Promoting Responsibility and Accountability in Morocco’s Security Services – Caitlin Dearing Scott

Caitlin Dearing Scott
January 18, 2017

A police station sign in Casablanca, Morocco. Photo: Holly Hayes on Flickr.

A police station sign in Casablanca, Morocco. Photo: Holly Hayes on Flickr.

Starting last Wednesday, Moroccan police officers added a new element to their uniforms – a metal badge that makes it possible to identify them by both name and number. In a statement announcing the reform, the Directorate General of National Security (DGSN) stated that the goal of the uniform addition is to “increase transparency in the work of the national police services.” According to Jeune Afrique, “Bike police, intervention units, urban brigades, traffic officers, and border police will have specific uniforms, inspired by the same model.”

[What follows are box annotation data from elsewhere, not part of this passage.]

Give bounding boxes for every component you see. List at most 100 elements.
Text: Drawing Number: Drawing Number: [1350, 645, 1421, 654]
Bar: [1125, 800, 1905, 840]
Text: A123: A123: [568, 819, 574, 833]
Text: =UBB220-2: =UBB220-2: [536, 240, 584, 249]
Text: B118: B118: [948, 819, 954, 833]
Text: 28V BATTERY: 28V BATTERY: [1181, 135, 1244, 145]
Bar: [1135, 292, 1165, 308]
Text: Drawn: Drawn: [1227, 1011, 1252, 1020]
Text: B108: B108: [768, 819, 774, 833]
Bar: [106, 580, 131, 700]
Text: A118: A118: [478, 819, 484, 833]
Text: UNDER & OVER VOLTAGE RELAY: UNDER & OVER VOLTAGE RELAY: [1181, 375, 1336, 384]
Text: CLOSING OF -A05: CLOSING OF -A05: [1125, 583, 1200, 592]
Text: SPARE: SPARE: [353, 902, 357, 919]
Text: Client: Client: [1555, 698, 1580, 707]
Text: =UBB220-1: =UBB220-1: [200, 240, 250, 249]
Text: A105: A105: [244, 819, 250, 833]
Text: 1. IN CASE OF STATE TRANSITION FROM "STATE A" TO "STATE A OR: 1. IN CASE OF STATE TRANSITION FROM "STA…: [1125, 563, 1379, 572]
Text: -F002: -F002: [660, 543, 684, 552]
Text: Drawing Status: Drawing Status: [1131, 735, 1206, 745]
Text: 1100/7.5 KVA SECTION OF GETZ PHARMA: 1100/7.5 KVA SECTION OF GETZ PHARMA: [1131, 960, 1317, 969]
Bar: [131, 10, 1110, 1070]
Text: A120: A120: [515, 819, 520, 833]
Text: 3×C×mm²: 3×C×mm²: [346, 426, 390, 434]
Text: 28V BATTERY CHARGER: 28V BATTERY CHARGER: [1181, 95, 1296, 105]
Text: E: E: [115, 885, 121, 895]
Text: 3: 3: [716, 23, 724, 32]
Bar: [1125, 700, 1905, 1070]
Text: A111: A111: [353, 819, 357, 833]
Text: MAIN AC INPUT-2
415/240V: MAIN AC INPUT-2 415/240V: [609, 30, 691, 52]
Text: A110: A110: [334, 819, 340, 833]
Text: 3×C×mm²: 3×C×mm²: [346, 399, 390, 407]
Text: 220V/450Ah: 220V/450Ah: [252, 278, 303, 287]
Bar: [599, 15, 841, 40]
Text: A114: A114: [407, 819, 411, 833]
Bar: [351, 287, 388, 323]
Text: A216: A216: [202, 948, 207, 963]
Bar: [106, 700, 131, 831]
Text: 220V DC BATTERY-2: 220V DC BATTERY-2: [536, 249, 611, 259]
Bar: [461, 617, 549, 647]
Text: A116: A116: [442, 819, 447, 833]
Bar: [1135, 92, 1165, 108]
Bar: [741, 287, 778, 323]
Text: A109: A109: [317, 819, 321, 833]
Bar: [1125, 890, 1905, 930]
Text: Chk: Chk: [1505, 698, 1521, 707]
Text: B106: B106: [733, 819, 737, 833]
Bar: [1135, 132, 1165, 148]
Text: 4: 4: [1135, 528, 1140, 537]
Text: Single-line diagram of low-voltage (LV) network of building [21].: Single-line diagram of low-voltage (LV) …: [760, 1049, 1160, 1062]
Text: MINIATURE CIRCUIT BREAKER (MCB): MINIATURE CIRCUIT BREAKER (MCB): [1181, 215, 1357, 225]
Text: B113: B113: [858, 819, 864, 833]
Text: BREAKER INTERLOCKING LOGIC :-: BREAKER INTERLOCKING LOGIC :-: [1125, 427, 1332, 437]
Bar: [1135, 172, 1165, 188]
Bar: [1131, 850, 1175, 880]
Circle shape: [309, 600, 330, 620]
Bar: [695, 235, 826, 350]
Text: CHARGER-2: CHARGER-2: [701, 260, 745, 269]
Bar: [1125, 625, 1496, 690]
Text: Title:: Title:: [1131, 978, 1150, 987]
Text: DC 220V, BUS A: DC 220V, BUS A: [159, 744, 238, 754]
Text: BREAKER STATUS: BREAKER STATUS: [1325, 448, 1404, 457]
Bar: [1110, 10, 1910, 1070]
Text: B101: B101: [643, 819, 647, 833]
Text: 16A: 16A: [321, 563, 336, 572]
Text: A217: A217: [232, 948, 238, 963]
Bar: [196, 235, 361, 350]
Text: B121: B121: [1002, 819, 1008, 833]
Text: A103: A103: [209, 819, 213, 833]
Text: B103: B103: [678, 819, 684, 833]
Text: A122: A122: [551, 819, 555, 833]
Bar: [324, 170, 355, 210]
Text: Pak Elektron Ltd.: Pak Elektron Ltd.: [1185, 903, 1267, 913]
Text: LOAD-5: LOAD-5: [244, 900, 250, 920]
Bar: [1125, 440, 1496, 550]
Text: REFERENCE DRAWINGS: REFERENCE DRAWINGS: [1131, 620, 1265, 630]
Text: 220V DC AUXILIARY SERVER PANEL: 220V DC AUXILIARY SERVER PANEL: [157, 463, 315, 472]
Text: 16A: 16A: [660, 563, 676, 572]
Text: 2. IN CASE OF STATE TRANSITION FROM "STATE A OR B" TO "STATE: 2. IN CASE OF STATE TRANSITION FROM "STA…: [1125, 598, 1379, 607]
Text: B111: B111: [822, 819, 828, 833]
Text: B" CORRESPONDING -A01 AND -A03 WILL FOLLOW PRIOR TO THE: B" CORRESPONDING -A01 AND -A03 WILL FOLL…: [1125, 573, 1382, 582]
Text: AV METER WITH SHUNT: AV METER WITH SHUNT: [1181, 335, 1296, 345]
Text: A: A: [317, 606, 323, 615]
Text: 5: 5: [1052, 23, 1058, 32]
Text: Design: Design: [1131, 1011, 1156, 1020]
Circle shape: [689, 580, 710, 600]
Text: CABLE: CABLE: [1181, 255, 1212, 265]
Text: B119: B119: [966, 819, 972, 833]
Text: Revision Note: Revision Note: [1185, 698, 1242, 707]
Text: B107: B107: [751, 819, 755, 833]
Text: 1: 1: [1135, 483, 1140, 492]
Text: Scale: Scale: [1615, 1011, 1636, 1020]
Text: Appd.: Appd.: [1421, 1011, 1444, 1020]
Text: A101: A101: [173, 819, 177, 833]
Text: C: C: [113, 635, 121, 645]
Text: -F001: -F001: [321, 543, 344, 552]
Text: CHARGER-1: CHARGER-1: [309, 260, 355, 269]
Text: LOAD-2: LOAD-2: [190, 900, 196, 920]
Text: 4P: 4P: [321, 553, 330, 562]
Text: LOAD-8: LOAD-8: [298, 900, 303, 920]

This latest move is part of a broader effort at police reform, initiated in 2015 under the leadership of Director of the DGSN Abdellatif Hammouchi, aiming to bring the security services closer to citizens, increase trust and address concerns of some of the populace about police behavior.

In September of last year, Morocco began requiring police officer’s helmets to be fitted with video cameras – both to fight corruption and to ensure that officers respect human rights. Security expert Mohammed Akdid, quoted in Deutsche Welle, noted that the cameras not only promote responsibility and accountability in the security services, but also help improve transparency and the image of the police.

Police reform is just one of the myriad reforms Morocco is undertaking to improve governance, advance democratization, and empower citizens. In the past year alone, Morocco adopted a new press code, passed a  law advancing the rights of domestic workers, and began implementing the second phase of a campaign to regularize illegal immigrants. These recent initiatives have added further momentum to Morocco’s evolutionary reform process.